To model for NoSql, you need to think in terms of hierarchy and aggregates instead of entities and relations. So you don’t have person, rental addresses, and a relation between them. You have rental records which aggregate for each person what rental addresses they’ve had.
You need to ask, what data will I need to change together. What data is logically grouping the other data. In your case a person sounds like a good aggregate. What’s the logical entry point towards the rest of the data.
NoSQL let’s you say, store a thing that has other things which have things of their own. Give me the whole hierarchy of things back. Let me change it as I please, now replace the whole hierarchy of thing with my changed one. That’s pretty much all it gives you.

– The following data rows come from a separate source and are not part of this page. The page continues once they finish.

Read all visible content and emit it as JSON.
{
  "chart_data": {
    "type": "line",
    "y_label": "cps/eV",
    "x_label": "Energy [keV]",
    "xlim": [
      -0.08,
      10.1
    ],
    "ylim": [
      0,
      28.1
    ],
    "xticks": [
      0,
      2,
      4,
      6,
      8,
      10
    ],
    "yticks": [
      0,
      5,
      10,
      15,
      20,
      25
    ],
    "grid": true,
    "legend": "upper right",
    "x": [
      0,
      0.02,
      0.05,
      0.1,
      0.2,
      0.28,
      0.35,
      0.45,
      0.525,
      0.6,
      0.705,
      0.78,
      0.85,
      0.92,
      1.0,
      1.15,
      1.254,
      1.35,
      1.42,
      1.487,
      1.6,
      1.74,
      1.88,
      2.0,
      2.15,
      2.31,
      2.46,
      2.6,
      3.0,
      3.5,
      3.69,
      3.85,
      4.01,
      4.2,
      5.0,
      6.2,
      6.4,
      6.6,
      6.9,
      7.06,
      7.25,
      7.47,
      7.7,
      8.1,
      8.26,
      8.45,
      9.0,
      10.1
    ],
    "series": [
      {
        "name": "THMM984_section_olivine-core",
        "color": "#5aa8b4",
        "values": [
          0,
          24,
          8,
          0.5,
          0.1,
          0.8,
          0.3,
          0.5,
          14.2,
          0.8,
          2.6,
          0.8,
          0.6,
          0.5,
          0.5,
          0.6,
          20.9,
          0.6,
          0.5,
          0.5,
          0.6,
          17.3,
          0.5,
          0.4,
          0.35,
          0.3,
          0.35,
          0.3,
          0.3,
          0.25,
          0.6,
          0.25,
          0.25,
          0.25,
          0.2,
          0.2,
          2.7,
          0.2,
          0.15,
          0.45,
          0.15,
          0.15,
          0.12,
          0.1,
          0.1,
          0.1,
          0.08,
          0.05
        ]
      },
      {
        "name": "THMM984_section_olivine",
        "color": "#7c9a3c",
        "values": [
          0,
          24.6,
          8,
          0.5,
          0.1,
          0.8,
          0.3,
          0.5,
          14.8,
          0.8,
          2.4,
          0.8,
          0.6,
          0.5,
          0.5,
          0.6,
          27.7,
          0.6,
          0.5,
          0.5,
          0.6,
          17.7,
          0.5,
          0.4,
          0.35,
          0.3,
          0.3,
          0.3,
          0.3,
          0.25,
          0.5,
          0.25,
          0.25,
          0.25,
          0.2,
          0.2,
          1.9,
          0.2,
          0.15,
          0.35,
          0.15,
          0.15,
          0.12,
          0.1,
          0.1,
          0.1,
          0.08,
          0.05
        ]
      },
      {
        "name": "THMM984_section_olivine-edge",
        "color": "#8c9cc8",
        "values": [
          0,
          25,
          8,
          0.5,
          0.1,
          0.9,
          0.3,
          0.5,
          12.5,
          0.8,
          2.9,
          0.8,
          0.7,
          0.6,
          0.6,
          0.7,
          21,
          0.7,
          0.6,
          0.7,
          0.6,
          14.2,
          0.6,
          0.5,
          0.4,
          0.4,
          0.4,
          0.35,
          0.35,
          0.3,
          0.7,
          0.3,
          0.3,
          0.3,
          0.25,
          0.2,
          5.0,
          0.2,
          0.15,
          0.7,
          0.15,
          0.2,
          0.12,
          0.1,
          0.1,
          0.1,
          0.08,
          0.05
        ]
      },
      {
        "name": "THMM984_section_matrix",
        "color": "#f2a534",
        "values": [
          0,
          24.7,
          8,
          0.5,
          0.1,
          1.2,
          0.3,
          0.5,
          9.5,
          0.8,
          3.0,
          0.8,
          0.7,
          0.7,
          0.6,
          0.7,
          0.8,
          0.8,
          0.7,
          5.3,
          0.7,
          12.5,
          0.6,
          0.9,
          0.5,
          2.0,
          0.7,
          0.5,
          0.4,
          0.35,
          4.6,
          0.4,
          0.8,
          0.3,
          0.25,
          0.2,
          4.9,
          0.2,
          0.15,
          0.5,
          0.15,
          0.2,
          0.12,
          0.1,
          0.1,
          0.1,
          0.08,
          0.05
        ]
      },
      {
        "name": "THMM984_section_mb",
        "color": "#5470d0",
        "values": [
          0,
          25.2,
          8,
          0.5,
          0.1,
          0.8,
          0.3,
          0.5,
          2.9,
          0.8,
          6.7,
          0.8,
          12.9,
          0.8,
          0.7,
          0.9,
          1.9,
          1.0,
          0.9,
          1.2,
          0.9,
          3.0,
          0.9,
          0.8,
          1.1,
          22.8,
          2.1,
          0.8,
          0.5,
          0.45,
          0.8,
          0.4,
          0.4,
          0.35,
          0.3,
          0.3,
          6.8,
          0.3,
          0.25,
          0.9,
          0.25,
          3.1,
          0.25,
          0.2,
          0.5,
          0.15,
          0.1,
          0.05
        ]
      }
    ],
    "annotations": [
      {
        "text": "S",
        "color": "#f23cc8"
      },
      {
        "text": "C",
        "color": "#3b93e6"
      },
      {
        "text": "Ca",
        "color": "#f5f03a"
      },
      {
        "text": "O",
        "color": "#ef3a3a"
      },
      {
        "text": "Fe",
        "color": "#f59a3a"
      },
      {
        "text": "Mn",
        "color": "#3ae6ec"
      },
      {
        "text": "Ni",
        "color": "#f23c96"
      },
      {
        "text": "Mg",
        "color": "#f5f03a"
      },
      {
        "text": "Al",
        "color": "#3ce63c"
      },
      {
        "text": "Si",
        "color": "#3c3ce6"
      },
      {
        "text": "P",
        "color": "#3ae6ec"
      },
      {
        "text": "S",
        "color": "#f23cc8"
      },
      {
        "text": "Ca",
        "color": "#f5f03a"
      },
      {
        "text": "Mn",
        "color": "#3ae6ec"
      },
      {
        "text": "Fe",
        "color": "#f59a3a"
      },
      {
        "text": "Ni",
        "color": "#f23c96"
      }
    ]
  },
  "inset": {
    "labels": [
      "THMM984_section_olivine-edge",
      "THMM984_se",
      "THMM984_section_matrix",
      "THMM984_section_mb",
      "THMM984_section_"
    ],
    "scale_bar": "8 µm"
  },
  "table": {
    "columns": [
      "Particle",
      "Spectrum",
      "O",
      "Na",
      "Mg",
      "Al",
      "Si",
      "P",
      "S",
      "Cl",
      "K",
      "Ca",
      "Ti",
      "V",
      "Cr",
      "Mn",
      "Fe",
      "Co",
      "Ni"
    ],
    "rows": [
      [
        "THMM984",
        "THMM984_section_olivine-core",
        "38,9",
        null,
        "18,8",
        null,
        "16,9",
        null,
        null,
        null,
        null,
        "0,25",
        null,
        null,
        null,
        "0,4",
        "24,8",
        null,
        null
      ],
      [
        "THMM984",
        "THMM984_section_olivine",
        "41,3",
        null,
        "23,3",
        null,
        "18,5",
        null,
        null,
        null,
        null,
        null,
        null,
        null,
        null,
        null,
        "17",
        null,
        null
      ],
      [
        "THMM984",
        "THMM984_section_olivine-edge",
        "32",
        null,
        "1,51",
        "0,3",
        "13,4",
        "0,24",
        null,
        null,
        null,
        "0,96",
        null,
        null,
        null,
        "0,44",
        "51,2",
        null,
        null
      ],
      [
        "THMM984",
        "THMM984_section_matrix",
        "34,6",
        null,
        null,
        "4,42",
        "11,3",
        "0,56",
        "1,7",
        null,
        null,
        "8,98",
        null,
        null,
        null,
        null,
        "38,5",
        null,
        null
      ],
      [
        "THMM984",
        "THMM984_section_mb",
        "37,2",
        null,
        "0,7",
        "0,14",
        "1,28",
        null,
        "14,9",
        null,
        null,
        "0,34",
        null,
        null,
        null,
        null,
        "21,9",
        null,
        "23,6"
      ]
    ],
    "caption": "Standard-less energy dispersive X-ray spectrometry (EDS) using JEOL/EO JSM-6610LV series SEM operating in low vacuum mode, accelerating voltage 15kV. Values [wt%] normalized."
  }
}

Why is it useful? If what you have is a hierarchy of things that you always interact with as a whole. Or if you need to massively scale.
Every thing else RDBMS gives you, you’ll have to manually implement in code and in your schema. You’ll have to join in code if you ever need an aggregate of aggregates. You’ll have to parse if you need only part of an aggregate. You’ll need to check uniqueness yourself if you don’t want duplicate things. You’ll need to implement your own transactional logic when working across aggregates, etc.
So having one big table with everything you need is the way to go in NoSql. Since atomicity is guaranteed at that level only, and performance too. Figuring out your relations early is important. This is what denormalization is.
In RDBMS, denormalization effectively cripples your DB to a NoSQL one. So normally you want the opposite, that is, normalization. If you don’t, you should be using a NoSQL DB instead. Unless you need a bit of both.